Sonntag, den 27. April 2008

Zum Wochenende ist die Familie immer “vollzähliger”! Dies wird genutzt, denn es ist wieder an der Zeit in gemeinsamer Runde kritisch zu verkosten. Es geht diesmal um ZW Alte Reben 2007. Sein Vorgänger aus dem JG 2006 war mit ein Falstaff ZW Grand Prix Siegerwein – ausgestattet mit wunderschöner Harmonie. Eine exzellente Vorgabe also!

Wir kosten und vergleichen und stellen fest, dass der JG 2007 seine eigenständige Harmonie entwickelt: komplex, mit Finesse und ausgeprägter Fruchtigkeit. Die Lagerung z. T. im großen Holzfass und z. T. in gebrauchten Barriques gibt ihm Identität. Es ist ein feiner “Österreich-geprägter” Rotwein geworden mit einladendem Tinkvergnügen und er scheint sich zu einem wunderbaren Speisenbegleiter zu entwickeln. Ein Wein, der uns Freude macht!

Bis zur Abfüllung gönnen wir ihm noch gut zwei bis drei Wochen Reife und Zeit, das feine Aroma und die elegante Ausgewogenheit noch besser ausbauen zu können.

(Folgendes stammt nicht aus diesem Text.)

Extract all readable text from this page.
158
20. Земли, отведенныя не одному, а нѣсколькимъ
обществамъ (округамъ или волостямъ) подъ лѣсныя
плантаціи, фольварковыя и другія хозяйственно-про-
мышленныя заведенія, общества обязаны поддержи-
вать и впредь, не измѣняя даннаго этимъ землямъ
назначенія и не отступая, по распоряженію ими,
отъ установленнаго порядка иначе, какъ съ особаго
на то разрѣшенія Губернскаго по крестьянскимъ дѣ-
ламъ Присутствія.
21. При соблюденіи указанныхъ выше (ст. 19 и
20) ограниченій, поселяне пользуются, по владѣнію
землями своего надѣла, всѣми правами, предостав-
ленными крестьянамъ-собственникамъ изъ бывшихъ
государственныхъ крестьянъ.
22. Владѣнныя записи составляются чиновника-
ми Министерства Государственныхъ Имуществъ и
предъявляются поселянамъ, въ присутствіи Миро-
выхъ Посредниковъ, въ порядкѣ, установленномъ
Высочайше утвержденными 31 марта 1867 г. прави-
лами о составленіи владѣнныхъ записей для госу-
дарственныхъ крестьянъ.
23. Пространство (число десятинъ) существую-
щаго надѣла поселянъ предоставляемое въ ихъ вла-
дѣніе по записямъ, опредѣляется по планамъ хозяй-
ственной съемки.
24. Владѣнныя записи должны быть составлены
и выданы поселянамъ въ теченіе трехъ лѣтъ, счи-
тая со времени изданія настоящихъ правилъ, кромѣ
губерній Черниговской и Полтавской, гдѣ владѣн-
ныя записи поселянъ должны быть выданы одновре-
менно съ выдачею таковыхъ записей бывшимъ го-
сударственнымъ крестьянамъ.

Die “Grands Vins Mercure” -Weinkarte der Hotels MERCURE Österreich ist eine feine Sache – bestückt mit ausschließlich österreichischen Weinen. Aus über 100 (bereits vorsortierten) Weinen wurden nun die 13 best-bewerteten Weine (acht Weiß- und fünf Rotweine) ausgewählt. Wir freuen uns, dass sich unser CH Klassik 2007 gegenüber der großen Konkurrenz durchsetzen und einen Platz auf der neuen Weinkarte 2008/2009 sichern konnte! s. www.mercure.at

Morgen ist wieder eine wichtiger Tag. Ein neuer Weingarten wird angelegt und mit Merlot bepflanzt!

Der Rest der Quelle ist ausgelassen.